This week, as I was out walking my dog, I noticed this leaf hanging on to the tree. The wind has stripped most of the leaves from the tree, and yet, this leaf was still holding on. It had not yet answered the call to dance with the wind.
It makes me think of all the things I hold on to, all the ways I keep myself on the sidelines of life because of fear of being wrong, worry about being seen, and frustration when something doesn’t go as I had planned. If I am a coach and a leader, then I should have it together and never have moments of vulnerability. These are all limiting beliefs that holds me back from even engaging in the dance!
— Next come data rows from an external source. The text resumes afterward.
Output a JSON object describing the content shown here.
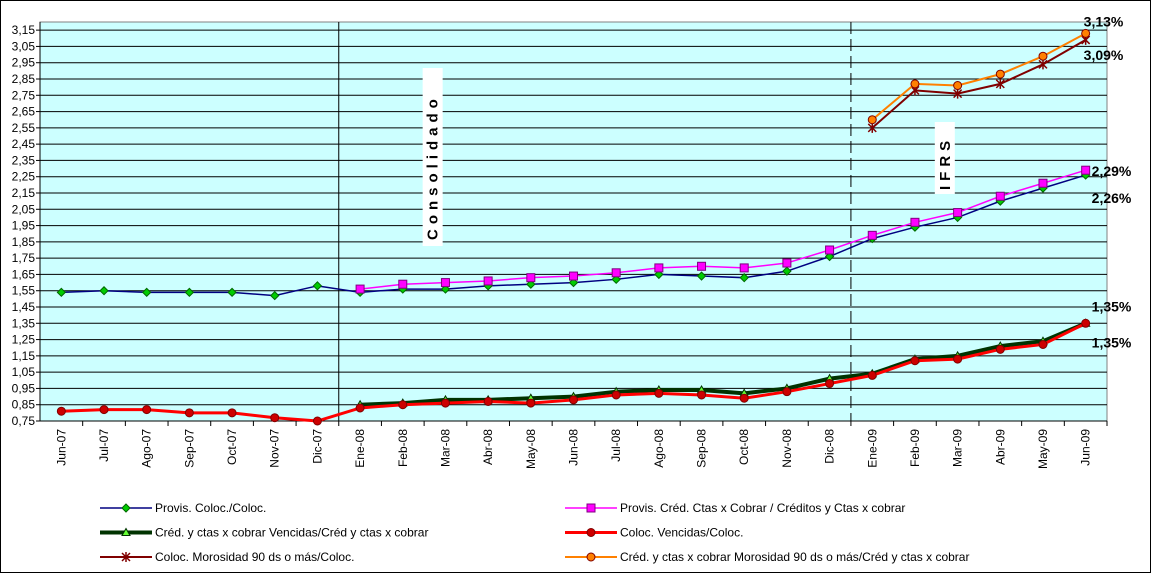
{
  "chart_data": {
    "type": "line",
    "categories": [
      "Jun-07",
      "Jul-07",
      "Ago-07",
      "Sep-07",
      "Oct-07",
      "Nov-07",
      "Dic-07",
      "Ene-08",
      "Feb-08",
      "Mar-08",
      "Abr-08",
      "May-08",
      "Jun-08",
      "Jul-08",
      "Ago-08",
      "Sep-08",
      "Oct-08",
      "Nov-08",
      "Dic-08",
      "Ene-09",
      "Feb-09",
      "Mar-09",
      "Abr-09",
      "May-09",
      "Jun-09"
    ],
    "ylim": [
      0.75,
      3.2
    ],
    "yticks": [
      {
        "value": 0.75,
        "label": "0,75"
      },
      {
        "value": 0.85,
        "label": "0,85"
      },
      {
        "value": 0.95,
        "label": "0,95"
      },
      {
        "value": 1.05,
        "label": "1,05"
      },
      {
        "value": 1.15,
        "label": "1,15"
      },
      {
        "value": 1.25,
        "label": "1,25"
      },
      {
        "value": 1.35,
        "label": "1,35"
      },
      {
        "value": 1.45,
        "label": "1,45"
      },
      {
        "value": 1.55,
        "label": "1,55"
      },
      {
        "value": 1.65,
        "label": "1,65"
      },
      {
        "value": 1.75,
        "label": "1,75"
      },
      {
        "value": 1.85,
        "label": "1,85"
      },
      {
        "value": 1.95,
        "label": "1,95"
      },
      {
        "value": 2.05,
        "label": "2,05"
      },
      {
        "value": 2.15,
        "label": "2,15"
      },
      {
        "value": 2.25,
        "label": "2,25"
      },
      {
        "value": 2.35,
        "label": "2,35"
      },
      {
        "value": 2.45,
        "label": "2,45"
      },
      {
        "value": 2.55,
        "label": "2,55"
      },
      {
        "value": 2.65,
        "label": "2,65"
      },
      {
        "value": 2.75,
        "label": "2,75"
      },
      {
        "value": 2.85,
        "label": "2,85"
      },
      {
        "value": 2.95,
        "label": "2,95"
      },
      {
        "value": 3.05,
        "label": "3,05"
      },
      {
        "value": 3.15,
        "label": "3,15"
      }
    ],
    "grid": true,
    "annotations": [
      "Consolidado",
      "IFRS"
    ],
    "series": [
      {
        "name": "Provis. Coloc./Coloc.",
        "color": "#000080",
        "marker": "diamond",
        "marker_color": "#00cc00",
        "values": [
          1.54,
          1.55,
          1.54,
          1.54,
          1.54,
          1.52,
          1.58,
          1.54,
          1.56,
          1.56,
          1.58,
          1.59,
          1.6,
          1.62,
          1.65,
          1.64,
          1.63,
          1.67,
          1.76,
          1.87,
          1.94,
          2.0,
          2.1,
          2.18,
          2.26
        ],
        "value_labels": [
          null,
          null,
          null,
          null,
          null,
          null,
          null,
          null,
          null,
          null,
          null,
          null,
          null,
          null,
          null,
          null,
          null,
          null,
          null,
          null,
          null,
          null,
          null,
          null,
          "2,26%"
        ]
      },
      {
        "name": "Provis. Créd. Ctas x Cobrar / Créditos y Ctas x cobrar",
        "color": "#ff00ff",
        "marker": "square",
        "marker_color": "#ff00ff",
        "values": [
          null,
          null,
          null,
          null,
          null,
          null,
          null,
          1.56,
          1.59,
          1.6,
          1.61,
          1.63,
          1.64,
          1.66,
          1.69,
          1.7,
          1.69,
          1.72,
          1.8,
          1.89,
          1.97,
          2.03,
          2.13,
          2.21,
          2.29
        ],
        "value_labels": [
          null,
          null,
          null,
          null,
          null,
          null,
          null,
          null,
          null,
          null,
          null,
          null,
          null,
          null,
          null,
          null,
          null,
          null,
          null,
          null,
          null,
          null,
          null,
          null,
          "2,29%"
        ]
      },
      {
        "name": "Créd. y ctas x cobrar Vencidas/Créd y ctas x cobrar",
        "color": "#003300",
        "marker": "triangle",
        "marker_color": "#66ff33",
        "values": [
          null,
          null,
          null,
          null,
          null,
          null,
          null,
          0.85,
          0.86,
          0.88,
          0.88,
          0.89,
          0.9,
          0.93,
          0.94,
          0.94,
          0.92,
          0.95,
          1.01,
          1.04,
          1.13,
          1.15,
          1.21,
          1.24,
          1.35
        ],
        "value_labels": [
          null,
          null,
          null,
          null,
          null,
          null,
          null,
          null,
          null,
          null,
          null,
          null,
          null,
          null,
          null,
          null,
          null,
          null,
          null,
          null,
          null,
          null,
          null,
          null,
          "1,35%"
        ]
      },
      {
        "name": "Coloc. Vencidas/Coloc.",
        "color": "#ff0000",
        "marker": "circle",
        "marker_color": "#cc0000",
        "values": [
          0.81,
          0.82,
          0.82,
          0.8,
          0.8,
          0.77,
          0.75,
          0.83,
          0.85,
          0.86,
          0.87,
          0.86,
          0.88,
          0.91,
          0.92,
          0.91,
          0.89,
          0.93,
          0.98,
          1.03,
          1.12,
          1.13,
          1.19,
          1.22,
          1.35
        ],
        "value_labels": [
          null,
          null,
          null,
          null,
          null,
          null,
          null,
          null,
          null,
          null,
          null,
          null,
          null,
          null,
          null,
          null,
          null,
          null,
          null,
          null,
          null,
          null,
          null,
          null,
          "1,35%"
        ]
      },
      {
        "name": "Coloc. Morosidad 90 ds o más/Coloc.",
        "color": "#800000",
        "marker": "star",
        "marker_color": "#800000",
        "values": [
          null,
          null,
          null,
          null,
          null,
          null,
          null,
          null,
          null,
          null,
          null,
          null,
          null,
          null,
          null,
          null,
          null,
          null,
          null,
          2.55,
          2.78,
          2.76,
          2.82,
          2.94,
          3.09
        ],
        "value_labels": [
          null,
          null,
          null,
          null,
          null,
          null,
          null,
          null,
          null,
          null,
          null,
          null,
          null,
          null,
          null,
          null,
          null,
          null,
          null,
          null,
          null,
          null,
          null,
          null,
          "3,09%"
        ]
      },
      {
        "name": "Créd. y ctas x cobrar Morosidad 90 ds o más/Créd y ctas x cobrar",
        "color": "#ff8000",
        "marker": "circle",
        "marker_color": "#ff8000",
        "values": [
          null,
          null,
          null,
          null,
          null,
          null,
          null,
          null,
          null,
          null,
          null,
          null,
          null,
          null,
          null,
          null,
          null,
          null,
          null,
          2.6,
          2.82,
          2.81,
          2.88,
          2.99,
          3.13
        ],
        "value_labels": [
          null,
          null,
          null,
          null,
          null,
          null,
          null,
          null,
          null,
          null,
          null,
          null,
          null,
          null,
          null,
          null,
          null,
          null,
          null,
          null,
          null,
          null,
          null,
          null,
          "3,13%"
        ]
      }
    ]
  }
}
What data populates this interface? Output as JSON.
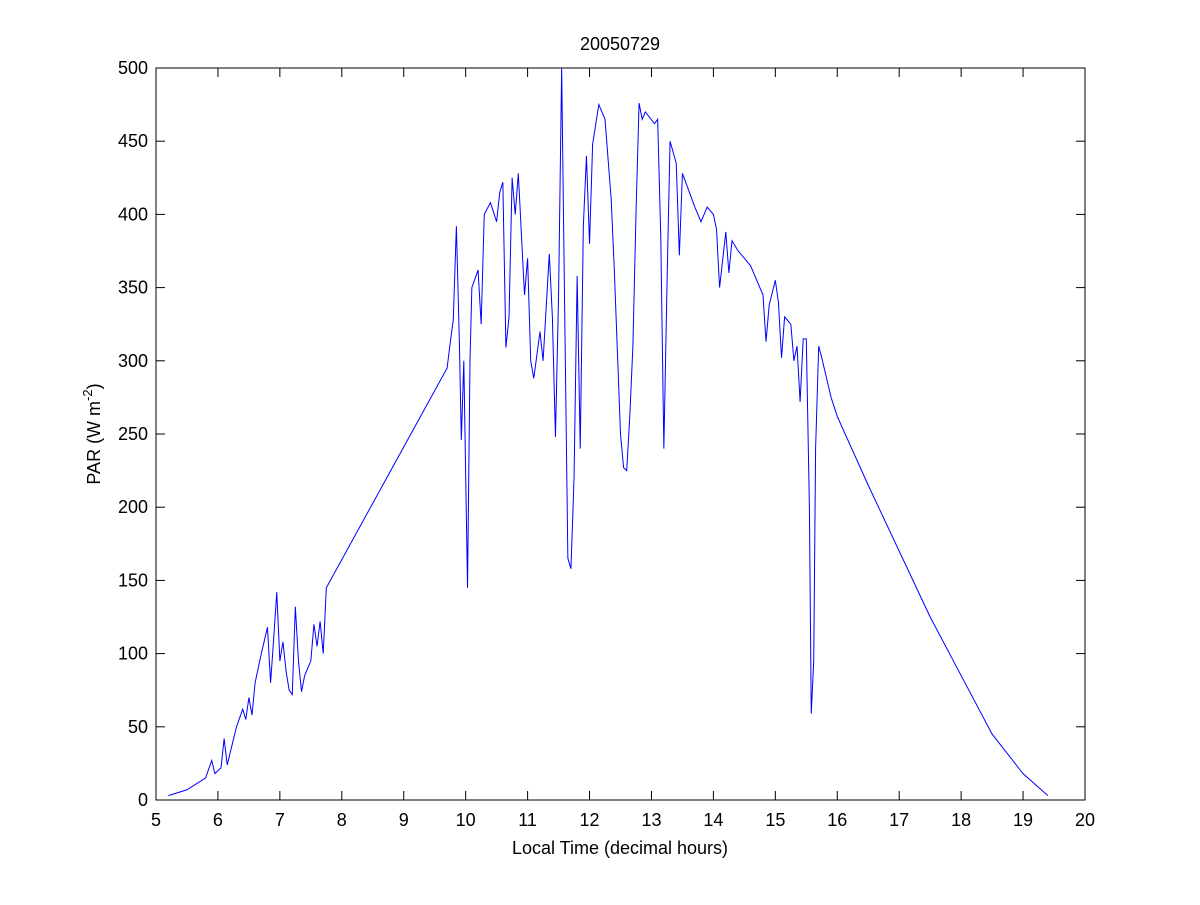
{
  "chart_data": {
    "type": "line",
    "title": "20050729",
    "xlabel": "Local Time (decimal hours)",
    "ylabel": {
      "text": "PAR (W m",
      "sup": "-2",
      "end": ")"
    },
    "xlim": [
      5,
      20
    ],
    "xticks": [
      5,
      6,
      7,
      8,
      9,
      10,
      11,
      12,
      13,
      14,
      15,
      16,
      17,
      18,
      19,
      20
    ],
    "ylim": [
      0,
      500
    ],
    "yticks": [
      0,
      50,
      100,
      150,
      200,
      250,
      300,
      350,
      400,
      450,
      500
    ],
    "grid": false,
    "series": [
      {
        "color": "#0000ff",
        "x": [
          5.2,
          5.5,
          5.8,
          5.9,
          5.95,
          6.05,
          6.1,
          6.15,
          6.3,
          6.4,
          6.45,
          6.5,
          6.55,
          6.6,
          6.7,
          6.8,
          6.85,
          6.9,
          6.95,
          7.0,
          7.05,
          7.1,
          7.15,
          7.2,
          7.25,
          7.3,
          7.35,
          7.4,
          7.5,
          7.55,
          7.6,
          7.65,
          7.7,
          7.75,
          9.7,
          9.75,
          9.8,
          9.85,
          9.9,
          9.93,
          9.97,
          10.03,
          10.07,
          10.1,
          10.2,
          10.25,
          10.3,
          10.4,
          10.5,
          10.55,
          10.6,
          10.65,
          10.7,
          10.75,
          10.8,
          10.85,
          10.95,
          11.0,
          11.05,
          11.1,
          11.2,
          11.25,
          11.35,
          11.4,
          11.45,
          11.5,
          11.55,
          11.6,
          11.65,
          11.7,
          11.75,
          11.8,
          11.85,
          11.9,
          11.95,
          12.0,
          12.05,
          12.15,
          12.25,
          12.35,
          12.4,
          12.5,
          12.55,
          12.6,
          12.65,
          12.7,
          12.75,
          12.8,
          12.85,
          12.9,
          13.05,
          13.1,
          13.15,
          13.2,
          13.25,
          13.3,
          13.4,
          13.45,
          13.5,
          13.7,
          13.8,
          13.9,
          14.0,
          14.05,
          14.1,
          14.2,
          14.25,
          14.3,
          14.4,
          14.6,
          14.8,
          14.85,
          14.9,
          15.0,
          15.05,
          15.1,
          15.15,
          15.25,
          15.3,
          15.35,
          15.4,
          15.45,
          15.5,
          15.55,
          15.58,
          15.62,
          15.65,
          15.7,
          15.75,
          15.9,
          16.0,
          16.5,
          17.0,
          17.5,
          18.0,
          18.5,
          19.0,
          19.4
        ],
        "values": [
          3,
          7,
          15,
          27,
          18,
          22,
          42,
          24,
          50,
          62,
          55,
          70,
          58,
          80,
          100,
          118,
          80,
          110,
          142,
          95,
          108,
          88,
          75,
          72,
          132,
          95,
          74,
          85,
          95,
          120,
          105,
          122,
          100,
          145,
          295,
          312,
          328,
          392,
          310,
          246,
          300,
          145,
          300,
          350,
          362,
          325,
          400,
          408,
          395,
          415,
          422,
          309,
          330,
          425,
          400,
          428,
          345,
          370,
          300,
          288,
          320,
          300,
          373,
          330,
          248,
          345,
          500,
          330,
          165,
          158,
          220,
          358,
          240,
          392,
          440,
          380,
          448,
          475,
          465,
          410,
          362,
          250,
          227,
          225,
          262,
          310,
          400,
          476,
          465,
          470,
          462,
          465,
          385,
          240,
          350,
          450,
          435,
          372,
          428,
          405,
          395,
          405,
          400,
          390,
          350,
          388,
          360,
          382,
          375,
          365,
          345,
          313,
          338,
          355,
          340,
          302,
          330,
          325,
          300,
          310,
          272,
          315,
          315,
          200,
          59,
          95,
          240,
          310,
          302,
          275,
          262,
          215,
          170,
          125,
          85,
          45,
          18,
          3
        ]
      }
    ]
  }
}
I have been doing some amazing work with a women’s group, and learning to release the Perfect Petunia persona that keep me stuck in what others might think of me, or my mistakes, or in the busyness of doing too much and not taking the time to love myself. This month, I am embracing my being-ness, spending more time focused on the light and love I bring to others. It is interesting that with this little shift, more healing opportunities are showing up in my life, more chances to get to make a difference in the lives of others. I am encountering people in the midst of their pain, and walking through the mystery with them.
One of the hardest things to let go of is the idea of a normal life when you are faced with an illness. You want to be able to do what everyone else is doing, and it is easy to feel like you are missing out on life because an illness is keeping you on the sidelines. Sometimes, you might wish you could just go back to life the way it used to be, and you fantasize that you will return to this same normal. I remember feeling this way eighteen years ago, when I was so sick. It felt like a rotten deal to be missing so much. I had to let go of my pre-conceived notions of what life would look like, and I had to learn to walk in what was, being grateful for even the tiniest shards of light. Today, I am so grateful for the lessons learned on the path of illness, because it has shaped me into the teacher and compassionate healer that I am. While I am not 100% aware all the time, I do know that whatever experience I am having is the right one, and the one that will lead me into an amazing future I cannot see. I am learning that when I let go of my own thoughts about how my day should look and what I should accomplish, Spirit takes over and leads me in a dance that is far more rewarding than just my to- do list.
Whether it is illness you face, or just the struggle of being a human being in a doing world, we all have limiting beliefs that keep us from letting grace into our lives. So what are you holding on to? Do you have to be strong? Do you have an unrealistic standard you think you should be living up to? Does your work have to be the same thing it has always been? Do you believe you can’t follow your passion because you can’t make a living? Do you always have to be right? Do you want to pretend that illness didn’t happen and move on with your life without changing how you approach life? There is wisdom in the struggles that take place in our lives. Yet we cannot fully embrace the wisdom if we have our fists closed with expectation and denial. What would it be like for you to open your heart, surrender to the dance, and allow the wind to carry you in the light and take you to places you have never experienced? Can you trust enough to let that happen? Is there some part of you that you are willing to let go of, so that you can nurture new seeds of self love that can take root over the winter and in the spring, blossom into something incredibly beautiful? LET GO!